In her nonfiction debut, licensed therapist Nathan deeply probes how people can “allow grief to give us back our souls,” as bestselling self-help author Thomas Moore puts it in the book’s foreword. Grief, Nathan says, “plays games with the mind, often making you wonder how you can feel better without betraying the person or the thing you lost.” She offers readers insights and exercises to enable them to release themselves “from the grip of grief” and give themselves permission to return to “normal” life. The book advocates some simple, familiar strategies, such as keeping a journal, conducting regular self-checks regarding such basics as eating and sleeping, being aware of increased consumption of alcohol, and so on.
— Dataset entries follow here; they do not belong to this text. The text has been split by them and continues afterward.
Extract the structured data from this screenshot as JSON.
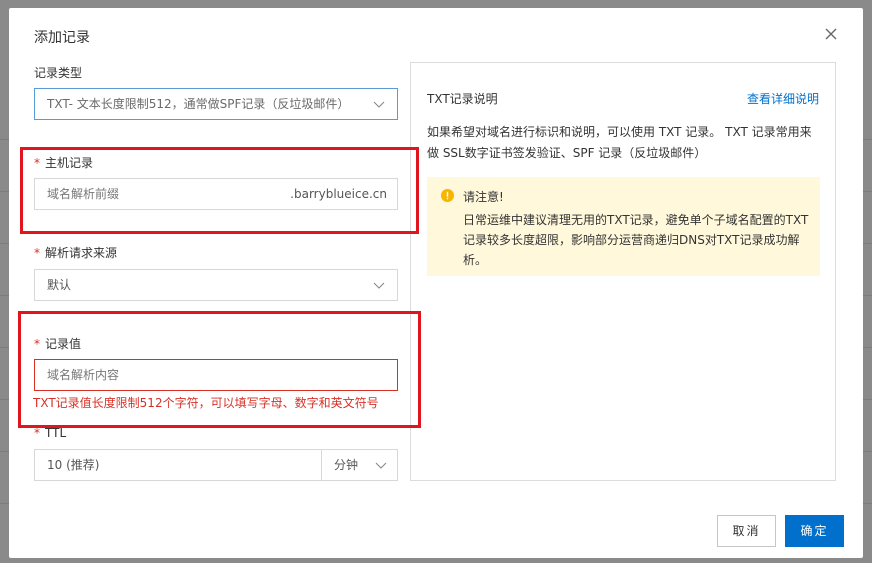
{
  "dialog": {
    "title": "添加记录"
  },
  "form": {
    "record_type": {
      "label": "记录类型",
      "value": "TXT- 文本长度限制512，通常做SPF记录（反垃圾邮件）"
    },
    "host": {
      "label": "主机记录",
      "placeholder": "域名解析前缀",
      "suffix": ".barryblueice.cn"
    },
    "source": {
      "label": "解析请求来源",
      "value": "默认"
    },
    "record_value": {
      "label": "记录值",
      "placeholder": "域名解析内容",
      "error": "TXT记录值长度限制512个字符，可以填写字母、数字和英文符号"
    },
    "ttl": {
      "label": "TTL",
      "value": "10 (推荐)",
      "unit": "分钟"
    }
  },
  "help_panel": {
    "title": "TXT记录说明",
    "link": "查看详细说明",
    "description": "如果希望对域名进行标识和说明，可以使用 TXT 记录。 TXT 记录常用来做 SSL数字证书签发验证、SPF 记录（反垃圾邮件）",
    "notice_title": "请注意!",
    "notice_body": "日常运维中建议清理无用的TXT记录，避免单个子域名配置的TXT记录较多长度超限，影响部分运营商递归DNS对TXT记录成功解析。"
  },
  "footer": {
    "cancel": "取消",
    "confirm": "确定"
  },
  "colors": {
    "primary": "#0070cc",
    "error": "#d93026",
    "annotation_red": "#e0161e",
    "notice_bg": "#fff8db",
    "warning_icon": "#f5b500"
  }
}
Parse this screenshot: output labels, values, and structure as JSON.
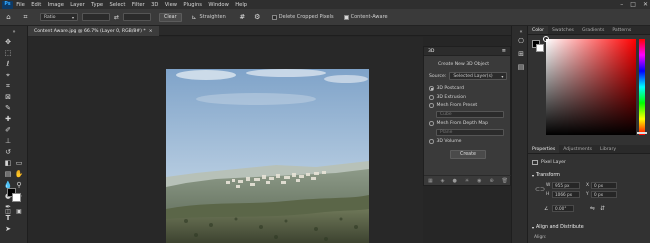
{
  "app": {
    "logo": "Ps"
  },
  "menu": [
    "File",
    "Edit",
    "Image",
    "Layer",
    "Type",
    "Select",
    "Filter",
    "3D",
    "View",
    "Plugins",
    "Window",
    "Help"
  ],
  "window_controls": {
    "minimize": "–",
    "maximize": "□",
    "close": "✕"
  },
  "options_bar": {
    "ratio_value": "Ratio",
    "clear_label": "Clear",
    "straighten_label": "Straighten",
    "delete_cropped_label": "Delete Cropped Pixels",
    "delete_cropped_checked": false,
    "content_aware_label": "Content-Aware",
    "content_aware_checked": true
  },
  "document_tab": {
    "title": "Content Aware.jpg @ 66.7% (Layer 0, RGB/8#) *",
    "close": "×"
  },
  "panel_3d": {
    "title": "3D",
    "create_new_label": "Create New 3D Object",
    "source_label": "Source:",
    "source_value": "Selected Layer(s)",
    "options": [
      {
        "label": "3D Postcard",
        "selected": true
      },
      {
        "label": "3D Extrusion",
        "selected": false
      },
      {
        "label": "Mesh From Preset",
        "selected": false
      },
      {
        "label": "Mesh From Depth Map",
        "selected": false
      },
      {
        "label": "3D Volume",
        "selected": false
      }
    ],
    "preset_value": "Cube",
    "depth_value": "Plane",
    "create_button": "Create"
  },
  "color_panel": {
    "tabs": [
      "Color",
      "Swatches",
      "Gradients",
      "Patterns"
    ],
    "active_tab": "Color"
  },
  "properties_panel": {
    "tabs": [
      "Properties",
      "Adjustments",
      "Library"
    ],
    "active_tab": "Properties",
    "layer_type": "Pixel Layer",
    "transform_label": "Transform",
    "w_label": "W",
    "w_value": "955 px",
    "h_label": "H",
    "h_value": "1066 px",
    "x_value": "0 px",
    "y_value": "0 px",
    "angle_value": "0.00°",
    "align_label": "Align and Distribute",
    "align_sub": "Align:"
  },
  "colors": {
    "accent": "#31a8ff",
    "foreground": "#000000",
    "background": "#ffffff",
    "picker_hue": "#ff0000"
  }
}
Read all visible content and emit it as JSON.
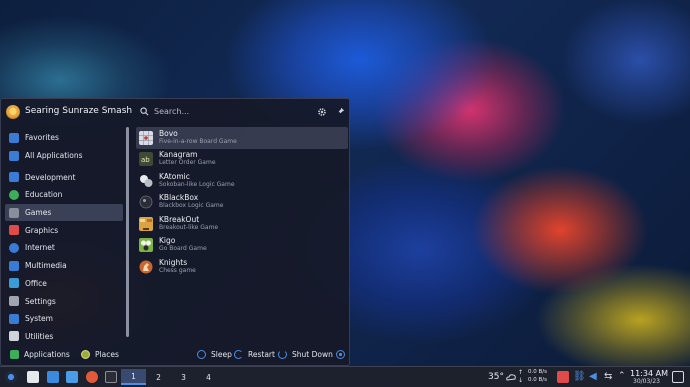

Nathan is a consistently calming and reassuring voice throughout, repeatedly reminding readers that they’re essentially hard-wired for recovery: “Don’t discredit the soul’s ability to learn what is needed for healing,” she writes. “The psyche will only move as quickly as it is ready.” The goal during every stage of the process is to achieve a balanced, “calibrated” state, to lessen the grief’s grip. That grip tightens, Nathan explains, when the brain’s “fight, flight, freeze” response, which is meant to be temporary, tries to become permanent, which makes healing feel virtually impossible. We’re all puzzles, Nathan reminds readers, and her clear, winningly sympathetic prose seems designed to help sufferers understand themselves. One key to her solution is to admit that total control isn’t possible (she calls it “fool’s gold”), and throughout the book, Nathan skillfully anticipates this and other natural reflexes of those going through mourning.
A sensitive, multipronged approach to comprehending and surviving deep loss.